The first thing to know is that it is not Fort Lauderdale. For those of you who know the area, the town is at the ocean end of Commercial Boulevard.
It is a small beach town of 6,600 located between Fort Lauderdale and Pompano Beach on Florida's east coast.
It's town limits engulf the small village of Sea Ranch Lakes on the Intracoastal Waterway.
The property that is now Lauderdale-By-The-Sea was first platted in 1924 by a Boston businessman.
Soon after this a contractor and investor named Melvin Anglin bought the land.
It was Anglin who set in motion the development of this new beachside community and became the town's first mayor. The town was incorporated in 1927.
Its charter was revoked by the state in 1937 during the Great Depression, but it was reincorporated in 1947.
In 1900 a cargo steamer, SS Copenhagen, hit a reef and sank offshore of Lauderdale-By-The-Sea.
The grounded ship was visible for many years afterward and was used by Navy pilots for target practice during World War Two.
The remains of the ship are now part of the Pompano Dropoff Reef, and home to a diverse variety of marine life. Local dive charters are available to investigate the wreck.
Like most beach communities in South Florida, Lauderdale-By-The-Sea has seen continuous steady population growth. Between 1960 and 2020, the population increased from 1,300 to 6,626.
Unlike most beach communities, the town passed an ordinance in 1973 limiting building heights. This has resulted in the unusual phenomenon of a Florida city on the ocean with a limited number of high rises.
A very interesting and detailed history of Lauderdale-By-The-Sea was written in 1989 by Martha E. Munzer, a resident of the town.
One of the first things you notice in this town is the absence of looming high rise hotels and condos.
This stands out when you see the towers of Pompano Beach and Fort Lauderdale looming skyward along the beach to the north and south.
That visual sensation emphasizes how different this little place is.
Lauderdale-By-The-Sea is a compact neighborhood. You can easily park your car and walk wherever you want if you stay near the area between State Road A1A and the ocean.
It is amazing that this little enclave still exists in the Miami–Fort Lauderdale–Pompano Beach Metropolitan Statistical Area with its population of 6,166,488 in 2019.
The centerpiece of the town for many years was Anglin's Pier, a place for fishing, sightseeing, or just loafing.

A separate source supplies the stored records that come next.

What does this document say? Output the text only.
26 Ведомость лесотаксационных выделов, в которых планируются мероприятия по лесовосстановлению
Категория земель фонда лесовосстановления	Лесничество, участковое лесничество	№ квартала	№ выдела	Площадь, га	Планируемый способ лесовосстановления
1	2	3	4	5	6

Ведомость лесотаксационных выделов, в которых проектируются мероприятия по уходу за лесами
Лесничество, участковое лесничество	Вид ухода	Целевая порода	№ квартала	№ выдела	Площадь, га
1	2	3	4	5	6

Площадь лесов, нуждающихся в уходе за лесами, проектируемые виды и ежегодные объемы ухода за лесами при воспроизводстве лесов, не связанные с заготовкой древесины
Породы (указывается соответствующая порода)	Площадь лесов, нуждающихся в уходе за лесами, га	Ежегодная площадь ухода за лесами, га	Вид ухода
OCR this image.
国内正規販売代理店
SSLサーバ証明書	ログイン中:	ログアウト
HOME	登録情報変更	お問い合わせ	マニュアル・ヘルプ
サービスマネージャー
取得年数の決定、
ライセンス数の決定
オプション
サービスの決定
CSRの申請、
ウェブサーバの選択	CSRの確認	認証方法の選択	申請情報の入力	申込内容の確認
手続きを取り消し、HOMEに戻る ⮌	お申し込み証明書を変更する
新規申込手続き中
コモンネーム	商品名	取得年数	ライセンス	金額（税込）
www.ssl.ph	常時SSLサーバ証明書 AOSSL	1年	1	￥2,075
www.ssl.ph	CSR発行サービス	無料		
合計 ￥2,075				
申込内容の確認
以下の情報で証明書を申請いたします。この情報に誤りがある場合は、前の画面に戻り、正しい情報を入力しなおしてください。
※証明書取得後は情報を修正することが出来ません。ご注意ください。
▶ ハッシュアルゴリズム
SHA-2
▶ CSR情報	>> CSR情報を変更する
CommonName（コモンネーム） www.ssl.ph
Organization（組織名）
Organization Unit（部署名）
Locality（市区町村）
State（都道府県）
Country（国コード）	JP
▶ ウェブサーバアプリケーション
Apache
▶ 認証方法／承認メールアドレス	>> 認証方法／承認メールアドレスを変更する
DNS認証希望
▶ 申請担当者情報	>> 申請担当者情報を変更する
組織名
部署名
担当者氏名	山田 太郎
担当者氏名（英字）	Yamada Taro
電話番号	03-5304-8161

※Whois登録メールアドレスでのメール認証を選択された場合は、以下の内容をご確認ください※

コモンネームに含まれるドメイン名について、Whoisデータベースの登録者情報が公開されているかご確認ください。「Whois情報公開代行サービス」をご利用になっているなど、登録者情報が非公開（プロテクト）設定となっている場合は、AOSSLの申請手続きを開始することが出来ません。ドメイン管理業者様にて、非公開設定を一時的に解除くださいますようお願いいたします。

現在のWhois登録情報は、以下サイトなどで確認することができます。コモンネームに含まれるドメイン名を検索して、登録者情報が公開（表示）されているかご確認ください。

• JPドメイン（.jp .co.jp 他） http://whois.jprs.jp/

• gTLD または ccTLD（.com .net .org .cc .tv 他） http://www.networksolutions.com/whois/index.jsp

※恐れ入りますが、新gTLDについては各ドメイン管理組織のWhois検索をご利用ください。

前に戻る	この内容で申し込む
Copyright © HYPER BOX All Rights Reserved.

Sadly, one of our readers, Mark, has reported that Hurricane Katrina badly damaged the pier, and then Hurricane Nicole did further damage.
The pier remains closed with an uncertain future.
Anglin's Plaza is a newly renovated area that serves as the town's central focus, like a courthouse square would have done in earlier times.
The town has a good selection of beachy gift shops, art galleries, and restaurants.
It is also possible to find a reasonably priced room in some of the Mom and Pop motels that still exist.
The lower population density in Lauderdale-By-The-Sea makes the beaches less crowded than in other areas of South Florida.
One of my favorite restaurants in the entire state of Florida is Sea Watch on the Ocean. The views and food are both terrific.
You can contemplate a bit of history while you dine because the wreck of the SS Copenhagen is almost directly offshore.
There are many places in the community that offer both inside or outside dining. This is a wonderful feature in a beachfront town.
It's a great place to stay whether you are just relaxing or want a quiet base from which to explore South Florida.